Die Nationale Behörde für Cybersicherheit und Informationssicherheit muss bis zum 31. Juli eine Registrierung von rund 29.000 Unternehmen abschließen, die unter die NIS2-Richtlinie fallen. Diese Unternehmen gelten als kritische oder wichtige Infrastrukturbetreiber und sind daher meldepflichtig.
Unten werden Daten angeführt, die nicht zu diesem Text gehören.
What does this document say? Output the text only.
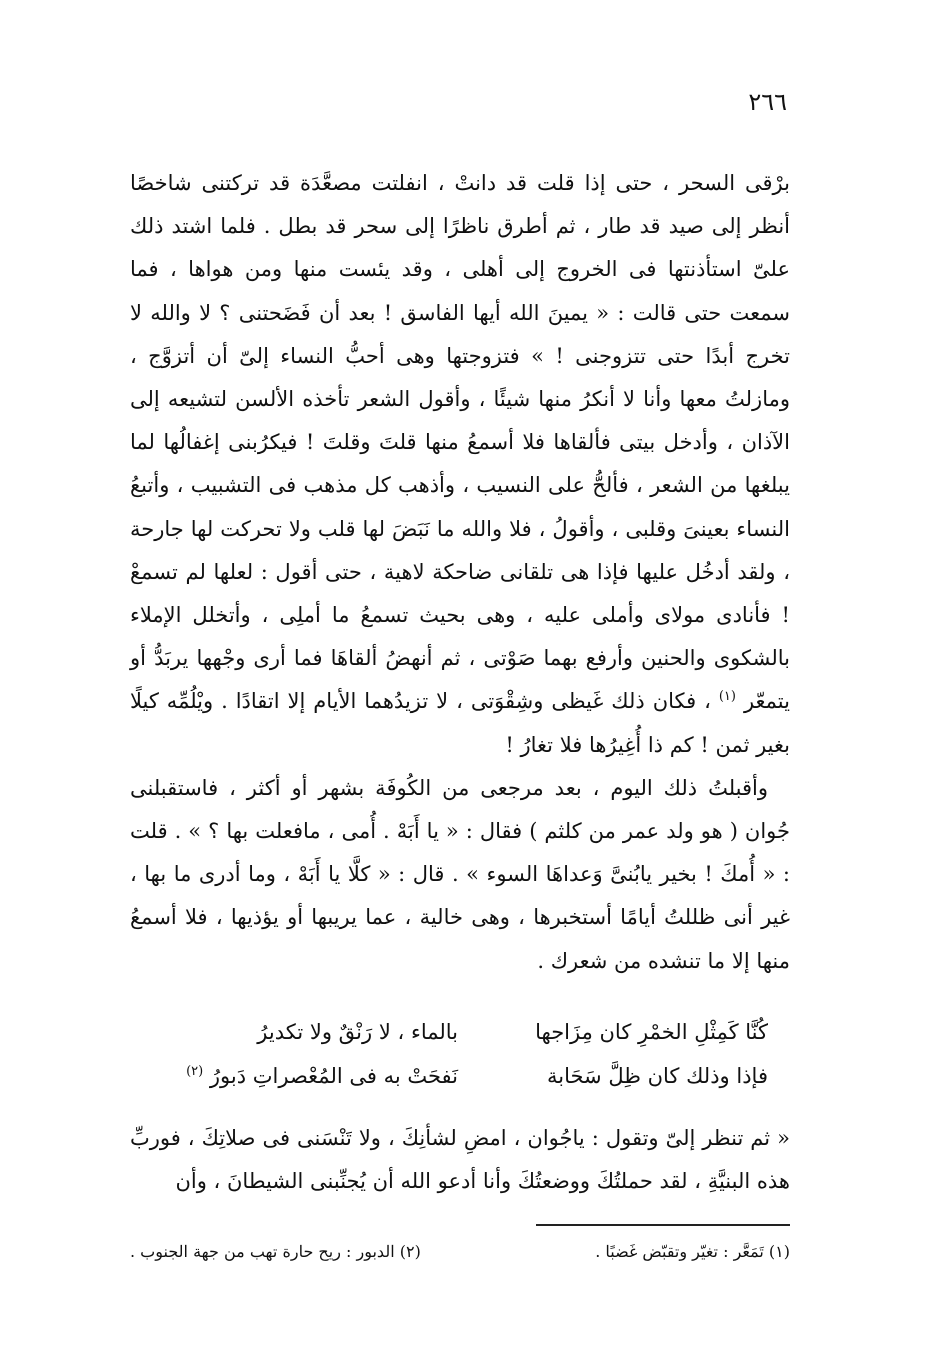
٢٦٦

برْقى السحر ، حتى إذا قلت قد دانتْ ، انفلتت مصعَّدَة قد تركتنى شاخصًا أنظر إلى صيد قد طار ، ثم أطرق ناظرًا إلى سحر قد بطل . فلما اشتد ذلك علىّ استأذنتها فى الخروج إلى أهلى ، وقد يئست منها ومن هواها ، فما سمعت حتى قالت : « يمينَ الله أيها الفاسق ! بعد أن فَضَحتنى ؟ لا والله لا تخرج أبدًا حتى تتزوجنى ! » فتزوجتها وهى أحبُّ النساء إلىّ أن أتزوَّج ، ومازلتُ معها وأنا لا أنكرُ منها شيئًا ، وأقول الشعر تأخذه الألسن لتشيعه إلى الآذان ، وأدخل بيتى فألقاها فلا أسمعُ منها قلتَ وقلتَ ! فيكرُبنى إغفالُها لما يبلغها من الشعر ، فألحُّ على النسيب ، وأذهب كل مذهب فى التشبيب ، وأتبعُ النساء بعينىَ وقلبى ، وأقولُ ، فلا والله ما نَبَضَ لها قلب ولا تحركت لها جارحة ، ولقد أدخُل عليها فإذا هى تلقانى ضاحكة لاهية ، حتى أقول : لعلها لم تسمعْ ! فأنادى مولاى وأملى عليه ، وهى بحيث تسمعُ ما أملِى ، وأتخلل الإملاء بالشكوى والحنين وأرفع بهما صَوْتى ، ثم أنهضُ ألقاهَا فما أرى وجْهها يربَدُّ أو يتمعّر $^{(١)}$ ، فكان ذلك غَيظى وشِقْوَتى ، لا تزيدُهما الأيام إلا اتقادًا . ويْلُمِّه كيلًا بغير ثمن ! كم ذا أُغِيرُها فلا تغارُ !

وأقبلتُ ذلك اليوم ، بعد مرجعى من الكُوفَة بشهر أو أكثر ، فاستقبلنى جُوان ( هو ولد عمر من كلثم ) فقال : « يا أَبَهْ . أُمى ، مافعلت بها ؟ » . قلت : « أُمكَ ! بخير يابُنىَّ وَعداهَا السوء » . قال : « كلَّا يا أَبَهْ ، وما أدرى ما بها ، غير أنى ظللتُ أيامًا أستخبرها ، وهى خالية ، عما يريبها أو يؤذيها ، فلا أسمعُ منها إلا ما تنشده من شعرك .

كُنَّا كَمِثْلِ الخمْرِ كان مِزَاجها
بالماء ، لا رَنْقٌ ولا تكديرُ
فإذا وذلك كان ظِلَّ سَحَابة
نَفحَتْ به فى المُعْصراتِ دَبورُ $^{(٢)}$

« ثم تنظر إلىّ وتقول : ياجُوان ، امضِ لشأنِكَ ، ولا تَنْسَنى فى صلاتِكَ ، فوربِّ هذه البنيَّةِ ، لقد حملتُكَ ووضعتُكَ وأنا أدعو الله أن يُجنِّبنى الشيطانَ ، وأن

(١) تَمَعَّر : تغيّر وتقبّض غَضبًا .
(٢) الدبور : ريح حارة تهب من جهة الجنوب .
Die NIS2-Richtlinie (Directive on measures for a high common level of cybersecurity) ist seit Oktober 2024 in deutsches Recht umgesetzt und verpflichtet Organisationen zu Maßnahmen wie Incident-Reporting, Sicherheitsrisikomanagement und Mindeststandards für die Cybersicherheit. Unternehmen, die ihre Registrierungsfrist versäumen, riskieren Bußgelder und eine mögliche Einstufung als nicht-konform.

Compliance-Verantwortliche sollten prüfen, ob ihre Organisation unter die Registrierungspflicht fällt. Häufig betroffen sind Betreiber von Energie-, Wasser-, Verkehrs-, Finanz-, Gesundheits- und Telekommunikationsinfrastrukturen sowie digitale Service-Provider. Die Registrierung erfolgt über die zuständigen Behörden auf Bundes- oder Länderebene.